The IT Checklist to Prevent Data Breach

A big part of data security is the proactive prevention of data loss, theft, and security breach, and it is always better to prevent these from happening instead of mitigating attacks.

Here is an IT checklist for organizations to go over to prevent breaches from happening. This checklist does not only cover the roles and responsibilities of IT personnel but more importantly, should be known by all employees or team members that have access to critical and confidential data of the company.

Examples of these data include intellectual property such as source codes, product design documents, internal price lists, corporate data such as financial and strategic planning documents, research for mergers and acquisitions, employee information, and customer data—social security numbers, credit card information or financial statements.

Best Practices to Prevent A Data Breach

1. Ensure strict documentation on changes.

Seventy percent of companies undermine the importance of documenting changes, putting most critical IT systems at risk of security violations and downtime according to the 2015 State of IT Changes survey.

This practice ensures that visibility across the entire IT infrastructure is kept and provides a complete audit trail of system activities and changes made.
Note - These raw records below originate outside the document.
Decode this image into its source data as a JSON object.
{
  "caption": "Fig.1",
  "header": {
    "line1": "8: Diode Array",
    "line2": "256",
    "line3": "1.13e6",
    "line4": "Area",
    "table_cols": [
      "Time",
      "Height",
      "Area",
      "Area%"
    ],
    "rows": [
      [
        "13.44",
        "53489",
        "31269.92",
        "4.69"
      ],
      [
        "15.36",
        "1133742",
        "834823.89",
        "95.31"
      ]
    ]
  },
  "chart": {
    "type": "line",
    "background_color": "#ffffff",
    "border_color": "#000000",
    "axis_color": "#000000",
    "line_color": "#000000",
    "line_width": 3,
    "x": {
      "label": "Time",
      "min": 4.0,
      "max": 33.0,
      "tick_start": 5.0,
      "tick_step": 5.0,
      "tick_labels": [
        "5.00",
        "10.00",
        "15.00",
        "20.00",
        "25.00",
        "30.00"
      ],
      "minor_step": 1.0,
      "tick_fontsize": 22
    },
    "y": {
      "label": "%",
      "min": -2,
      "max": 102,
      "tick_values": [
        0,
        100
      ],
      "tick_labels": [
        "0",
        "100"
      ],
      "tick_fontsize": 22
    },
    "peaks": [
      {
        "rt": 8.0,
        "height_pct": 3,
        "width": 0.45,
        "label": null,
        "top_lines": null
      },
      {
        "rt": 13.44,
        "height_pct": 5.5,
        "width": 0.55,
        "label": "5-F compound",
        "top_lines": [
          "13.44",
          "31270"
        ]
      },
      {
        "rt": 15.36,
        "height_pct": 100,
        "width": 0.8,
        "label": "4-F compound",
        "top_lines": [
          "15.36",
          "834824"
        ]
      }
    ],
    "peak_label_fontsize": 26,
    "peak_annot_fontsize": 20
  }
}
The human factor is always the most vulnerable area in security and considering thorough documentation of user activity as a solution, reduces the risk of employees’ inadvertence or negligence.

2. Identify threats.

A part of your data security’s responsibility is to be updated with the latest threats to security. This can be done by correlating application security quality with global security intelligence.
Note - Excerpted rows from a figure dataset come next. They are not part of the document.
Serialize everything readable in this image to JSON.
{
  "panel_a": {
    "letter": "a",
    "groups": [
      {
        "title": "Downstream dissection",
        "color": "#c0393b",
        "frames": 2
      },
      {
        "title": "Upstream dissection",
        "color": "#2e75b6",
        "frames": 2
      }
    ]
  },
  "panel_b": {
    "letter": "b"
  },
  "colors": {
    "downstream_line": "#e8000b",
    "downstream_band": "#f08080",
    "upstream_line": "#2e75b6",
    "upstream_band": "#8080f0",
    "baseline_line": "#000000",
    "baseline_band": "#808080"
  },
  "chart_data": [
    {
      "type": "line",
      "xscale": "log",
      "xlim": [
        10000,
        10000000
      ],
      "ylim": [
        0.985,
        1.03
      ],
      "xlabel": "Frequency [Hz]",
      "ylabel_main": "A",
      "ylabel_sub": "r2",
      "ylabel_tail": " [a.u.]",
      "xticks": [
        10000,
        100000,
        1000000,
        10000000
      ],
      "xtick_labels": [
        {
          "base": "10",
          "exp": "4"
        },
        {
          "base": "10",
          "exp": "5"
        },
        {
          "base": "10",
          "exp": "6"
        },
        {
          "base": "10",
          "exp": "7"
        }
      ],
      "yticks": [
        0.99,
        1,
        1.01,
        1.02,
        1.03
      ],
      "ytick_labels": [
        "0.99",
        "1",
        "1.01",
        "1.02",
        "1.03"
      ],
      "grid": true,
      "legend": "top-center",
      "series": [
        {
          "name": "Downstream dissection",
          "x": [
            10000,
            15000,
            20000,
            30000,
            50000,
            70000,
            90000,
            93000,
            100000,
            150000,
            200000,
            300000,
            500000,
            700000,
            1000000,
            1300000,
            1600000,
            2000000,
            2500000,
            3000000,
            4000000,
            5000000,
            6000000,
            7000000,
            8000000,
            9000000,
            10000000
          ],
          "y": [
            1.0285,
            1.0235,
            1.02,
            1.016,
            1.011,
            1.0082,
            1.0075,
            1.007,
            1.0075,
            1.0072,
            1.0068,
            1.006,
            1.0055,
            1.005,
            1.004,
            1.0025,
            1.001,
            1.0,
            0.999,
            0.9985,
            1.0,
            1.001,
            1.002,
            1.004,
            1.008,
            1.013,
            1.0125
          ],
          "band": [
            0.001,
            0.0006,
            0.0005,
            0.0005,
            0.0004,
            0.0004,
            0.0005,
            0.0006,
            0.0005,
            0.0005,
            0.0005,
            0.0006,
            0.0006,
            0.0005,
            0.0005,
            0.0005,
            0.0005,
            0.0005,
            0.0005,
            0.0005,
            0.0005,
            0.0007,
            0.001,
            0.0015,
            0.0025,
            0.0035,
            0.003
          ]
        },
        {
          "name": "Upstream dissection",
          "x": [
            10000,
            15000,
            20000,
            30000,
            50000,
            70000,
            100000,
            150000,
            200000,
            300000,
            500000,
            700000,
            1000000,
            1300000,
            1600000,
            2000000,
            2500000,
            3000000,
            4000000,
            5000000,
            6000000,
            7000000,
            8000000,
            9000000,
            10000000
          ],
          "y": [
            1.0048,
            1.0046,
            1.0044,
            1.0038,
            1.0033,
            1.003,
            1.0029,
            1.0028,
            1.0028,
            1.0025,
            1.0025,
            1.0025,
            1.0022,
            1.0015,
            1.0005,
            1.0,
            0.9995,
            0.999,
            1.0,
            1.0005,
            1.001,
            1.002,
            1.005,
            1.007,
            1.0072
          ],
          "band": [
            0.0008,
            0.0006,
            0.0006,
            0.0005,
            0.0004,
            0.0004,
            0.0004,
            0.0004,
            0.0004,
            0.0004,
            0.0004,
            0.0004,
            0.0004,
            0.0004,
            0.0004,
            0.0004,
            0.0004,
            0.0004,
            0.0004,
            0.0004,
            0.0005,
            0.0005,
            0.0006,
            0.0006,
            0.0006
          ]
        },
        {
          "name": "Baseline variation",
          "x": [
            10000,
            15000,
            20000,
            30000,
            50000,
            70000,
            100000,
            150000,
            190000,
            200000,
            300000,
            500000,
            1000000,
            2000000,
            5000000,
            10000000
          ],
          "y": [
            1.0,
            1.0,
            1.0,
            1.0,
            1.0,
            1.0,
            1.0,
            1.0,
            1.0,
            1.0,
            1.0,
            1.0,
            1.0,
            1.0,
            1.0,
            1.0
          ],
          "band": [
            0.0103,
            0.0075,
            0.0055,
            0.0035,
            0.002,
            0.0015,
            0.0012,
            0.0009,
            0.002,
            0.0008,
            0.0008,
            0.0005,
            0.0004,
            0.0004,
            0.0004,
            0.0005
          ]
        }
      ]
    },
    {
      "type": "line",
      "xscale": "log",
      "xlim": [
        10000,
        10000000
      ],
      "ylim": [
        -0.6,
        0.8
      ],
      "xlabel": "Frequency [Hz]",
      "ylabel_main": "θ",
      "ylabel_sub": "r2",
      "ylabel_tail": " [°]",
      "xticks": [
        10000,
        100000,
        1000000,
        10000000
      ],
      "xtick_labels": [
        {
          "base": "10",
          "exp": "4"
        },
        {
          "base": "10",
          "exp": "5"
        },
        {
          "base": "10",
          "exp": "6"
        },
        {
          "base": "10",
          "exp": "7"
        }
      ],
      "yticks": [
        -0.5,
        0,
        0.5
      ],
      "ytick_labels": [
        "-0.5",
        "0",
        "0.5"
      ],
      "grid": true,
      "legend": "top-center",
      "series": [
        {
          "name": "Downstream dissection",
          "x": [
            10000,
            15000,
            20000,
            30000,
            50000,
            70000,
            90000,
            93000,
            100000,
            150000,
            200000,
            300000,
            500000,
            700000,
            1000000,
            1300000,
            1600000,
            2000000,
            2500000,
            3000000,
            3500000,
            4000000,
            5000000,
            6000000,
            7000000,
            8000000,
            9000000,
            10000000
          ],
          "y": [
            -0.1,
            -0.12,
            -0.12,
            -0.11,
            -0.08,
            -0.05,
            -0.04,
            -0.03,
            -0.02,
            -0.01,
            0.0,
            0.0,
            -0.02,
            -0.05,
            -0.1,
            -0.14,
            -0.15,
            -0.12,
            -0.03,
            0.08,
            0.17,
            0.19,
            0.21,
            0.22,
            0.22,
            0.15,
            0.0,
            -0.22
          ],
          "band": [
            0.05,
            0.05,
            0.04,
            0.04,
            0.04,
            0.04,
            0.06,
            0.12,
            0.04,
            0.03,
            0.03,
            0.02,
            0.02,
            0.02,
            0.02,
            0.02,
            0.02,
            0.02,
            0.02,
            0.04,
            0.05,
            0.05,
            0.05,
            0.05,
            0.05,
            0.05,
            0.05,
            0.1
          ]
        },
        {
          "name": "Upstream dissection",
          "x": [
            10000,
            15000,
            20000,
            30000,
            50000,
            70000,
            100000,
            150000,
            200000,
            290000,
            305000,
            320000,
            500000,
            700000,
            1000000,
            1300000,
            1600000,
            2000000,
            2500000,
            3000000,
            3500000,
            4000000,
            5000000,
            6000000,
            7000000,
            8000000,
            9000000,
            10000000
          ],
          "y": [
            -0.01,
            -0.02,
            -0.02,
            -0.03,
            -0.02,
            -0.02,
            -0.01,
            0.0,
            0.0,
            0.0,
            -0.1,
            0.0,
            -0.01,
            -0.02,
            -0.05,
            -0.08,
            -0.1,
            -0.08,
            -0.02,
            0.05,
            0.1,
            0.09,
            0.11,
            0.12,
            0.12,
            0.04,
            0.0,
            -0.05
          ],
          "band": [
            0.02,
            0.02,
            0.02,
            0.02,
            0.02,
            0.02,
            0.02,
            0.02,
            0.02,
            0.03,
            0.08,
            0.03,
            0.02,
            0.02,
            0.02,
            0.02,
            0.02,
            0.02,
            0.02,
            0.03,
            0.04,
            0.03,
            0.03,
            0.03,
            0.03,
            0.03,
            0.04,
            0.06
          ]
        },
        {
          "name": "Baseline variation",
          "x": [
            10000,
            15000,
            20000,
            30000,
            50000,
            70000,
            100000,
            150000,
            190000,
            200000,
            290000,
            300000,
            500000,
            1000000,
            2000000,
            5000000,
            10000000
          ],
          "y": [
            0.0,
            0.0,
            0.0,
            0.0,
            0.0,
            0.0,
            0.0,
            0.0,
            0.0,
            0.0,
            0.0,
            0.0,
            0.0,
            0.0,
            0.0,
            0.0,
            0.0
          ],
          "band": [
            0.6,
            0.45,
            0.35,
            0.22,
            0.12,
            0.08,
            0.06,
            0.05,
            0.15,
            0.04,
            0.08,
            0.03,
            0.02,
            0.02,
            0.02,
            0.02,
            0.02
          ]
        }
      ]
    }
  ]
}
Ensure that your users are alerted for potential breach methods along with updating your software and infrastructure accordingly.
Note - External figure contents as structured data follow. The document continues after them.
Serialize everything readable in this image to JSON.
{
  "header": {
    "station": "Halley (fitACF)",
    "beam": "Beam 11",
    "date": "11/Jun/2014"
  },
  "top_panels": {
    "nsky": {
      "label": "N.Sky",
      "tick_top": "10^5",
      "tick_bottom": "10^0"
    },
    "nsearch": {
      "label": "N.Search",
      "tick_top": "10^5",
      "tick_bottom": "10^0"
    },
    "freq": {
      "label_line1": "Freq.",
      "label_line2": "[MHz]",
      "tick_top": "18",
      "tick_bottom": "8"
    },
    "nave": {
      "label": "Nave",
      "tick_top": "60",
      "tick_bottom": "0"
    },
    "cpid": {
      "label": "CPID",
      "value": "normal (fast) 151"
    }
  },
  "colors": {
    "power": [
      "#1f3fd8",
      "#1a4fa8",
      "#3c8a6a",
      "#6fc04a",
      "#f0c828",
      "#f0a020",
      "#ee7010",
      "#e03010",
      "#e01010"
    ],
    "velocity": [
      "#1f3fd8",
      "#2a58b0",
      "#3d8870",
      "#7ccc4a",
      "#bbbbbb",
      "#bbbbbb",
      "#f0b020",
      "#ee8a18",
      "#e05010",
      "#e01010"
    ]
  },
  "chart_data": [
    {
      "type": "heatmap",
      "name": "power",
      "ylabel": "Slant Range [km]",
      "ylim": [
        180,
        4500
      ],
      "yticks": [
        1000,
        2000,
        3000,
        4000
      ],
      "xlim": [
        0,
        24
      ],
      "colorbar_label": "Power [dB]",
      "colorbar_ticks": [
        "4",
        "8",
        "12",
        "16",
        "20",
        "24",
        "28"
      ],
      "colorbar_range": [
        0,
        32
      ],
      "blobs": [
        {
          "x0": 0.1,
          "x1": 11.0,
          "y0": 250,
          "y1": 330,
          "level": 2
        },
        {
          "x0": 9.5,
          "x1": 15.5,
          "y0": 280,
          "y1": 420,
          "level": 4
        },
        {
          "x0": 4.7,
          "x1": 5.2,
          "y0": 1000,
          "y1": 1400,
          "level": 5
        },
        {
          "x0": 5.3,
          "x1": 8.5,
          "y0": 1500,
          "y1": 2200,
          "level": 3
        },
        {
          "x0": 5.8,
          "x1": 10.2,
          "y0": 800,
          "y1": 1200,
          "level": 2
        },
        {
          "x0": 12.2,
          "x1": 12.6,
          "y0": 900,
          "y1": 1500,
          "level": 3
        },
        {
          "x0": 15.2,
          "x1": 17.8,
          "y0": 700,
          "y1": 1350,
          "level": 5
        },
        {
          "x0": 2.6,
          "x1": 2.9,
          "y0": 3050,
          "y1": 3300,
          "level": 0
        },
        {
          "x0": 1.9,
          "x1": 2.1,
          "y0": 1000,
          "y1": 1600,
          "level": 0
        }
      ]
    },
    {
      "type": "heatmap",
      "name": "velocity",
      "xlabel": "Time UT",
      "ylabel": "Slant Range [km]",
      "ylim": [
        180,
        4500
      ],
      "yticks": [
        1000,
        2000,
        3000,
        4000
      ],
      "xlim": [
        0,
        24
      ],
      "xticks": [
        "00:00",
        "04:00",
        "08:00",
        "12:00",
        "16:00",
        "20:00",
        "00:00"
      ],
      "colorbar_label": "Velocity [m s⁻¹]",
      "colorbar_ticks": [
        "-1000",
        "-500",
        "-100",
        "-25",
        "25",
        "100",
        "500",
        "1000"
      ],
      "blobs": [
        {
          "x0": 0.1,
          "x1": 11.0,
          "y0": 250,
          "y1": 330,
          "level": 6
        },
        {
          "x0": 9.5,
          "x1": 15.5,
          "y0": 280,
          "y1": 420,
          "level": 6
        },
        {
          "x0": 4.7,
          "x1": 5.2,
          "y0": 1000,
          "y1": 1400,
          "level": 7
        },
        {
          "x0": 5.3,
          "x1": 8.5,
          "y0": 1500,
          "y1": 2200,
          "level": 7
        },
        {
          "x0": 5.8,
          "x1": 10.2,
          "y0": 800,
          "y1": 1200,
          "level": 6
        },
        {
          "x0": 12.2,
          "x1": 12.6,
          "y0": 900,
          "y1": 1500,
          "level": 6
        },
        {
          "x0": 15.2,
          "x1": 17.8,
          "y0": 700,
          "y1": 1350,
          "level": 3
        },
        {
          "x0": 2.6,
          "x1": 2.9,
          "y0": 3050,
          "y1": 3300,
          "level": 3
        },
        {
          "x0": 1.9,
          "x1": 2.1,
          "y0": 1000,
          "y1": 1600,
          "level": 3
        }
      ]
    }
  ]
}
The gateway to your data is through your applications. Attackers know these are a weak link, making them look for vulnerabilities in applications that provide access to sensitive data. Testing applications for security vulnerabilities reduces the risk of a data breach.

3. Be proactive when it comes to information protection.

The main point of data security is to protect company information while the main component of data security is knowing your data and who has access to it.

Privilege abuse is hard to detect, so restricting access to the company’s most confidential and sensitive data to those who need it and monitoring those with privileges will greatly help in ensuring that data stays protected.

Data minimization and access control is also a powerful element. Users shouldn’t collect or have information that they don’t need. IT security, as part of database management, should also reduce the number of places users can retain data in the network.

Access to sensitive data can also be on an “as needed” basis, with strict documentation of access control.

4. Implement security policies strictly and consistently.

Continuous auditing of data changes, user activities, system configurations, and security policies helps ensure critical mistakes don’t happen and areas don’t become vulnerable for breaches.

5. Audit and evaluate your environment and network security policies continuously.

Analytics that is generated from audits help detect security incidents and find the cause of each violation. It also provides proof when a company needs to pass compliance audits.

Look Beyond Your IT Security Department

To help ensure breaches are prevented, one must look beyond the IT security department by going beyond and evaluating other departments.

Evaluate employee exit strategies (HR department), remote project protocol (Operations), on and off-site data storage practices such as BYOB devices, among other things. Once you have evaluated policies, establish new or better policies and procedures and set up safeguards.

You should also hold vendors and partners to the same standards. Third-party service providers need to maintain the same level of security standards and deploy the same measures in compliance with your federal regulations.

As hackers get more and more sophisticated, the best thing that companies – no matter the size – can do is mitigate risks and set-up control measures. In a virtual world where it’s possible to be untraceable, the best protection is preparation.